The third planetary gear mechanism 13 (third gear mechanism) is provided adjacent to the second planetary gear mechanism 12. The third planetary gear mechanism 13 is configured of a plurality of third planetary gears P3, a second carrier C2, and a third ring gear R3. The second planetary gear P2 and the third planetary gear P3 are common planetary gears coaxially and integrally provided. The gear diameter of the second planetary gear P2 is larger than the gear diameter of the third planetary gear P3. The number of teeth _{Z P2} of the second planetary gear P2 is made larger than the number of teeth _{Z P3} of the third planetary gear P3. The second carrier C2 supports the plurality of third planetary gears P3 rotatably (automatically). The third ring gear R3 is ring-shaped, and is provided on the outer peripheral side of the plurality of third planetary gears P3. A third inner gear R31 is formed on the inner peripheral side of the third ring gear R3, and a third outer gear R32 is formed on the outer peripheral side. The number of teeth _{Z R32} of the third outer gear R32 is made larger than the number of teeth _{Z R31} of the third inner gear R31. The third inner gear R31 meshes with the plurality of third planetary gears P3. The third outer gear R32 meshes with the output gear 3.

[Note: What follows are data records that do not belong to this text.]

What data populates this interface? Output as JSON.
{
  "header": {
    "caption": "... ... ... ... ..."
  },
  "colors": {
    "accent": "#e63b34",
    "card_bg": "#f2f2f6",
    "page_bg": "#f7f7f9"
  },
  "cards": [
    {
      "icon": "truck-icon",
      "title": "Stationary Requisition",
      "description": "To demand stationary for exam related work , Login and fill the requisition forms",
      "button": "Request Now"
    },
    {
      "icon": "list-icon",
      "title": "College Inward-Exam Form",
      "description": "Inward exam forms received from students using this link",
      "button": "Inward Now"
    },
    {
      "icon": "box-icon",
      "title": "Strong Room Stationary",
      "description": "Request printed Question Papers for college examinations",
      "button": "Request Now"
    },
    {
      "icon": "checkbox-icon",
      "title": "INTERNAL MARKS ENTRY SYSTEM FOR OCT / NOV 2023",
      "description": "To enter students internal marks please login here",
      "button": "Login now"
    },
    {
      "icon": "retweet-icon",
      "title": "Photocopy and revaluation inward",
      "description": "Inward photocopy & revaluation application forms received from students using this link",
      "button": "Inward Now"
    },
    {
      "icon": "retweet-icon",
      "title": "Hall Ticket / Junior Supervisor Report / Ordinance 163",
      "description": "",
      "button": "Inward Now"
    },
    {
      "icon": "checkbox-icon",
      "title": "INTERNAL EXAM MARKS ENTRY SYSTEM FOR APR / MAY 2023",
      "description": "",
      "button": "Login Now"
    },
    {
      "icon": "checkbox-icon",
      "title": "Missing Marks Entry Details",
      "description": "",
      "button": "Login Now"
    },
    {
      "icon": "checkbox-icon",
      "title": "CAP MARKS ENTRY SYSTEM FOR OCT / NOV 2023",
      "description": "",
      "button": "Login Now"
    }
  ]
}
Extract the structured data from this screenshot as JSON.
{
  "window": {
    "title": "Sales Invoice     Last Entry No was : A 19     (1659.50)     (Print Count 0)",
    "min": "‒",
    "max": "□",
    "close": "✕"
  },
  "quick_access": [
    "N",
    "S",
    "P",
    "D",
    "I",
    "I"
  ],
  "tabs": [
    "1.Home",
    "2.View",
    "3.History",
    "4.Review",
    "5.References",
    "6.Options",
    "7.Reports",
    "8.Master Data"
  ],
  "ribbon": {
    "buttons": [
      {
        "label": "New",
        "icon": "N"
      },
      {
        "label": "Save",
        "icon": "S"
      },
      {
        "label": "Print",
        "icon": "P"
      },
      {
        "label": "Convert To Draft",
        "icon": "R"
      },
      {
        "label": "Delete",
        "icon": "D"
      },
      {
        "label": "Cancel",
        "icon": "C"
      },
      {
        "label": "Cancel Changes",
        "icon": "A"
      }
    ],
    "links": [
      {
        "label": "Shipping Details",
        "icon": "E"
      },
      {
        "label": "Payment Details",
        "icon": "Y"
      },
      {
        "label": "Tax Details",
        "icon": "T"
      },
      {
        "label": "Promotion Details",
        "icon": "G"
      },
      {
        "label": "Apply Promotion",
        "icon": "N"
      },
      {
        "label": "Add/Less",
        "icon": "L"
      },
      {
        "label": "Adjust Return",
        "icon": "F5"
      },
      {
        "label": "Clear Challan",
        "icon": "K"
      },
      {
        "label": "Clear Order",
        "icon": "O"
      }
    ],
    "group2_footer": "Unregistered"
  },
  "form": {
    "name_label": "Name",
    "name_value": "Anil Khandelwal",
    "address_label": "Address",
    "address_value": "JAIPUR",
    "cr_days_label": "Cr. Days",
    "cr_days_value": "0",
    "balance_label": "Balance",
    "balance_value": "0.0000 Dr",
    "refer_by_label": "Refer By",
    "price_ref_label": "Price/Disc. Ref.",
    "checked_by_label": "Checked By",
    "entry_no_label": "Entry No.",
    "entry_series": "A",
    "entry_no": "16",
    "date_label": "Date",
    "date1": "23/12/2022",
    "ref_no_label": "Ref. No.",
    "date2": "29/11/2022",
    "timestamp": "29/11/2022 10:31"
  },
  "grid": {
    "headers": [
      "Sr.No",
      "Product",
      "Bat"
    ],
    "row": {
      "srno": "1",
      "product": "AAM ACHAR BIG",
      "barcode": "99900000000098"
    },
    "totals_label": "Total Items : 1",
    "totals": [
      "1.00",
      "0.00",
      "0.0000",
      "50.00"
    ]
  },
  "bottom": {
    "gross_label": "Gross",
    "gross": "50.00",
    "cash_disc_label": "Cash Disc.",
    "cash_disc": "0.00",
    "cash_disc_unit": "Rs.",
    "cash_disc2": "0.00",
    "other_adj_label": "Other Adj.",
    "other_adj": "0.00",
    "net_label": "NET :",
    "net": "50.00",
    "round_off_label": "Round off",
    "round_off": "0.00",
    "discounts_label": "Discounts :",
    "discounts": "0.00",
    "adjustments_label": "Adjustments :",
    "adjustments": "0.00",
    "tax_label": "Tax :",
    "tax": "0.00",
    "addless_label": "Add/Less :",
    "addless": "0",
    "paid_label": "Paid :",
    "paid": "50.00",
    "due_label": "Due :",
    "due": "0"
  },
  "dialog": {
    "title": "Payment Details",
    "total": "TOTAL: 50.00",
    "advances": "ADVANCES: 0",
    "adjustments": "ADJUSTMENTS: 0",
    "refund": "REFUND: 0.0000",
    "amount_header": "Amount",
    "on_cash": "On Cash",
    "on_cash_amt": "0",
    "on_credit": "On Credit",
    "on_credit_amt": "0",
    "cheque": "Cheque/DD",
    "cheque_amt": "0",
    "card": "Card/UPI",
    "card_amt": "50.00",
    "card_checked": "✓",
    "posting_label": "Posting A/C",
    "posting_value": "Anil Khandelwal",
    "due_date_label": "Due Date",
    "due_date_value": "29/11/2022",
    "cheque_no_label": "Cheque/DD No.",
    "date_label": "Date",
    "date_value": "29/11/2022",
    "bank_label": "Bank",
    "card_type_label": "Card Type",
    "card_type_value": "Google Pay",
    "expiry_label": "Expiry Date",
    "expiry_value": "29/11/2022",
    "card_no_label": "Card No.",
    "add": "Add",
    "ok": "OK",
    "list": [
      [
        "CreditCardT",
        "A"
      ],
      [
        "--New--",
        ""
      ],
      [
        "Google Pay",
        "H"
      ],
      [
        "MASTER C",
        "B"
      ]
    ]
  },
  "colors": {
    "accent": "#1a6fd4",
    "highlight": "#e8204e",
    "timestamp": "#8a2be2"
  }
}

  The motor generator 14 comprises a rotor 14a and a stator 14b. The rotor 14a is rotatably provided. The rotor 14a is rotationally connected to the second sun gear S2 and integrally rotates with the second sun gear S2. The stator 14 b is non-rotatably provided on the outer peripheral side of the rotor 14 a. The battery 16 is a secondary battery that stores electric power, and supplies power to the stator 14 b of the motor generator 14 via the inverter device 15. The inverter device 15 boosts the voltage of the power supplied from the battery 16 based on the command from the control unit 17 and supplies it to the stator 14 b of the motor generator 14 to drive the motor generator 14. Further, inverter device 15 steps down the current generated by motor generator 14 based on the command from control unit 17 to charge battery 16.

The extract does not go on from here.